This function will plot a heatmap of the results from markerFeatures

plotMarkerHeatmap(
  seMarker = NULL,
  cutOff = "FDR <= 0.01 & Log2FC >= 0.5",
  log2Norm = TRUE,
  scaleTo = 10^4,
  scaleRows = TRUE,
  plotLog2FC = FALSE,
  limits = c(-2, 2),
  grepExclude = NULL,
  pal = NULL,
  binaryClusterRows = TRUE,
  clusterCols = TRUE,
  labelMarkers = NULL,
  nLabel = 15,
  nPrint = 15,
  labelRows = FALSE,
  returnMatrix = FALSE,
  transpose = FALSE,
  invert = FALSE,
  logFile = createLogFile("plotMarkerHeatmap")
)

Arguments

seMarker

A SummarizedExperiment object returned by getMarkerFeatures().

cutOff

A valid-syntax logical statement that defines which marker features from seMarker will be plotted in the heatmap. cutoff can contain any of the assayNames from seMarker.

log2Norm

A boolean value indicating whether a log2 transformation should be performed on the values in seMarker prior to plotting. Should be set to TRUE for counts-based assays (but not assays like "DeviationsMatrix").

scaleTo

Each column in the assay Mean from seMarker will be normalized to a column sum designated by scaleTo prior to log2 normalization.

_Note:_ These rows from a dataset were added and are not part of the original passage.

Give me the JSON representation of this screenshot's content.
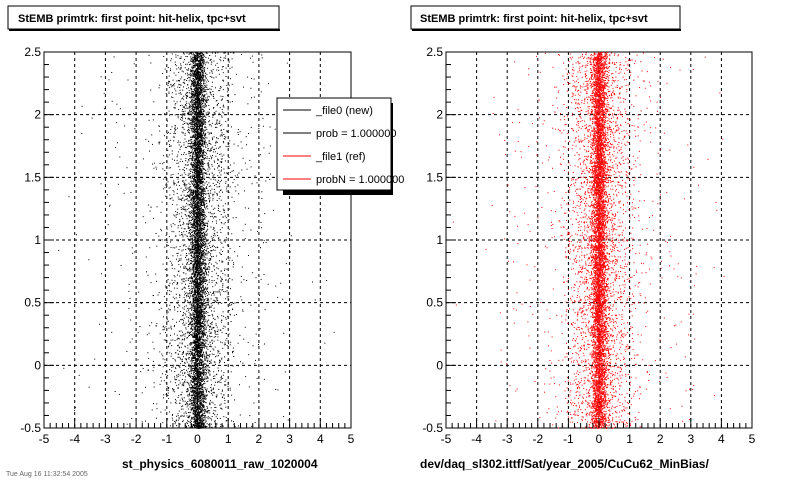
{
  "chart_data": [
    {
      "type": "scatter",
      "title": "StEMB primtrk: first point: hit-helix, tpc+svt",
      "xlabel": "st_physics_6080011_raw_1020004",
      "ylabel": "",
      "xlim": [
        -5,
        5
      ],
      "ylim": [
        -0.5,
        2.5
      ],
      "x_ticks": [
        "-5",
        "-4",
        "-3",
        "-2",
        "-1",
        "0",
        "1",
        "2",
        "3",
        "4",
        "5"
      ],
      "y_ticks": [
        "-0.5",
        "0",
        "0.5",
        "1",
        "1.5",
        "2",
        "2.5"
      ],
      "grid": true,
      "series": [
        {
          "name": "_file0 (new)",
          "color": "#000000",
          "distribution": {
            "x_center": 0.0,
            "core_sigma": 0.12,
            "halo_sigma": 0.55,
            "tail_sigma": 1.6,
            "n_points": 9000
          }
        }
      ],
      "legend": {
        "position": "top-right",
        "entries": [
          {
            "label": "_file0 (new)",
            "color": "#000000"
          },
          {
            "label": "prob = 1.000000",
            "color": "#000000"
          },
          {
            "label": "_file1 (ref)",
            "color": "#ff0000"
          },
          {
            "label": "probN = 1.000000",
            "color": "#ff0000"
          }
        ]
      }
    },
    {
      "type": "scatter",
      "title": "StEMB primtrk: first point: hit-helix, tpc+svt",
      "xlabel": "dev/daq_sl302.ittf/Sat/year_2005/CuCu62_MinBias/",
      "ylabel": "",
      "xlim": [
        -5,
        5
      ],
      "ylim": [
        -0.5,
        2.5
      ],
      "x_ticks": [
        "-5",
        "-4",
        "-3",
        "-2",
        "-1",
        "0",
        "1",
        "2",
        "3",
        "4",
        "5"
      ],
      "y_ticks": [
        "-0.5",
        "0",
        "0.5",
        "1",
        "1.5",
        "2",
        "2.5"
      ],
      "grid": true,
      "series": [
        {
          "name": "_file1 (ref)",
          "color": "#ff0000",
          "distribution": {
            "x_center": 0.0,
            "core_sigma": 0.12,
            "halo_sigma": 0.55,
            "tail_sigma": 1.6,
            "n_points": 9000
          }
        }
      ]
    }
  ],
  "footer_text": "Tue Aug 16 11:32:54 2005"
}
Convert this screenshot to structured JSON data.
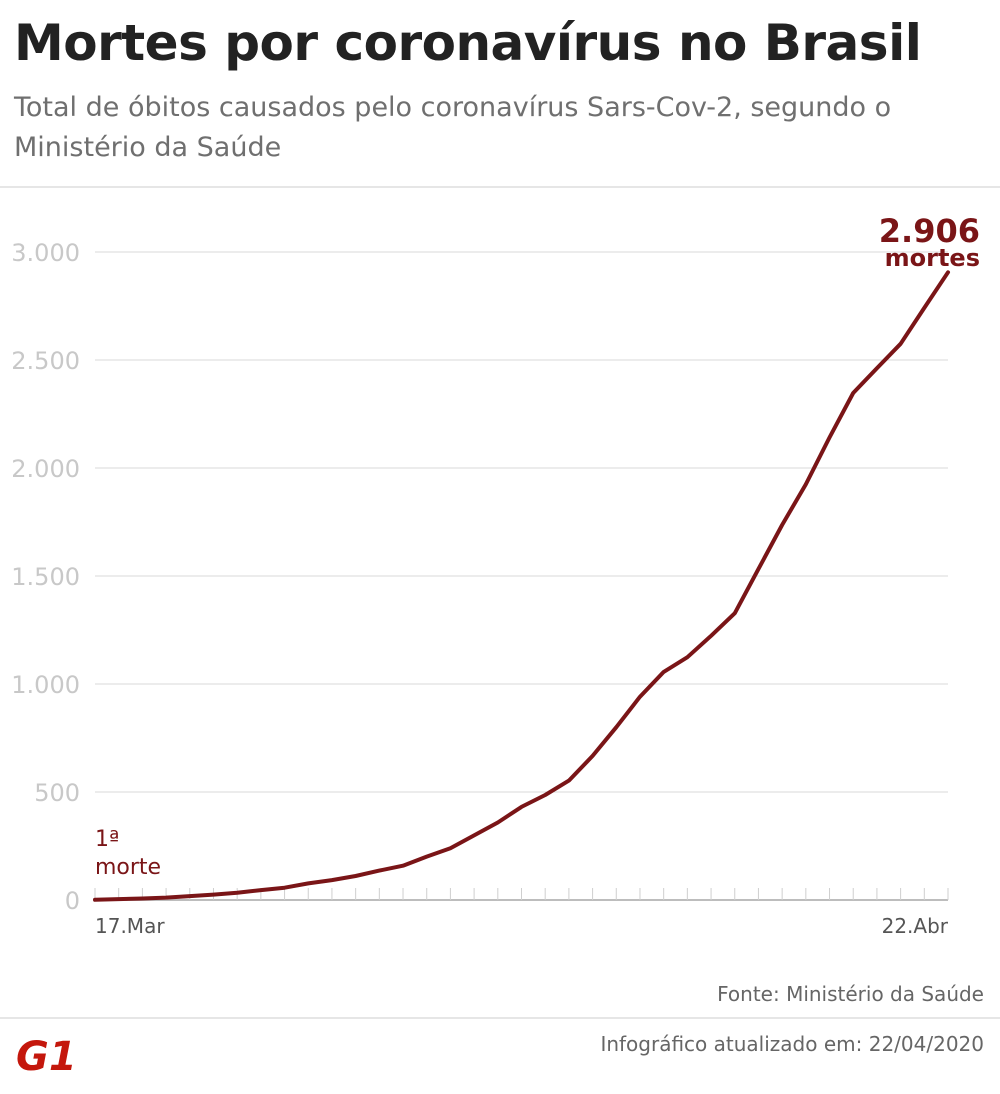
{
  "header": {
    "title": "Mortes por coronavírus no Brasil",
    "subtitle": "Total de óbitos causados pelo coronavírus Sars-Cov-2, segundo o Ministério da Saúde"
  },
  "footer": {
    "source": "Fonte: Ministério da Saúde",
    "updated": "Infográfico atualizado em: 22/04/2020",
    "logo_text": "G1",
    "logo_color": "#c4170c"
  },
  "chart_data": {
    "type": "line",
    "title": "Mortes por coronavírus no Brasil",
    "subtitle": "Total de óbitos causados pelo coronavírus Sars-Cov-2, segundo o Ministério da Saúde",
    "ylim": [
      0,
      3000
    ],
    "y_ticks": [
      0,
      500,
      1000,
      1500,
      2000,
      2500,
      3000
    ],
    "y_tick_labels": [
      "0",
      "500",
      "1.000",
      "1.500",
      "2.000",
      "2.500",
      "3.000"
    ],
    "x_tick_labels": [
      "17.Mar",
      "22.Abr"
    ],
    "grid": true,
    "series_color": "#7a1517",
    "x": [
      "17.Mar",
      "18.Mar",
      "19.Mar",
      "20.Mar",
      "21.Mar",
      "22.Mar",
      "23.Mar",
      "24.Mar",
      "25.Mar",
      "26.Mar",
      "27.Mar",
      "28.Mar",
      "29.Mar",
      "30.Mar",
      "31.Mar",
      "01.Abr",
      "02.Abr",
      "03.Abr",
      "04.Abr",
      "05.Abr",
      "06.Abr",
      "07.Abr",
      "08.Abr",
      "09.Abr",
      "10.Abr",
      "11.Abr",
      "12.Abr",
      "13.Abr",
      "14.Abr",
      "15.Abr",
      "16.Abr",
      "17.Abr",
      "18.Abr",
      "19.Abr",
      "20.Abr",
      "21.Abr",
      "22.Abr"
    ],
    "values": [
      1,
      4,
      7,
      11,
      18,
      25,
      34,
      46,
      57,
      77,
      92,
      111,
      136,
      159,
      201,
      240,
      299,
      359,
      431,
      486,
      553,
      667,
      800,
      941,
      1056,
      1124,
      1223,
      1328,
      1532,
      1736,
      1924,
      2141,
      2347,
      2462,
      2575,
      2741,
      2906
    ],
    "annotations": [
      {
        "line1": "1ª",
        "line2": "morte"
      },
      {
        "line1": "2.906",
        "line2": "mortes"
      }
    ]
  }
}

If log2Norm is FALSE this option has no effect.

scaleRows

A boolean value that indicates whether the heatmap should display row-wise z-scores instead of raw values.

limits

A numeric vector of two numbers that represent the lower and upper limits of the heatmap color scheme.

grepExclude

A character vector or string that indicates the rownames or a specific pattern that identifies rownames from seMarker to be excluded from the heatmap.

pal

A custom continuous palette from ArchRPalettes (see paletteContinuous()) used to override the default continuous palette for the heatmap.

binaryClusterRows

A boolean value that indicates whether a binary sorting algorithm should be used for fast clustering of heatmap rows.

clusterCols

A boolean value that indicates whether the columns of the marker heatmap should be clustered.

labelMarkers

A character vector listing the rownames of seMarker that should be labeled on the side of the heatmap.

nLabel

An integer value that indicates whether the top n features for each column in seMarker should be labeled on the side of the heatmap.

nPrint

If provided seMarker is from "GeneScoreMatrix" print the top n genes for each group based on how uniquely up-regulated the gene is.

labelRows

A boolean value that indicates whether all rows should be labeled on the side of the heatmap.

returnMatrix

A boolean value that indicates whether the final heatmap matrix should be returned in lieu of plotting the actual heatmap.

transpose

A boolean value that indicates whether the heatmap should be transposed prior to plotting or returning.

invert

A boolean value that indicates whether the heatmap will display the features with the lowest log2(fold change). In this case, the heatmap will display features that are specifically lower in the given cell group compared to all other cell groups. Additionally, the color palette is inverted for visualization. This is useful when looking for down-regulated markers (log2(fold change) < 0) instead of up-regulated markers (log2(fold change) > 0).

logFile

The path to a file to be used for logging ArchR output.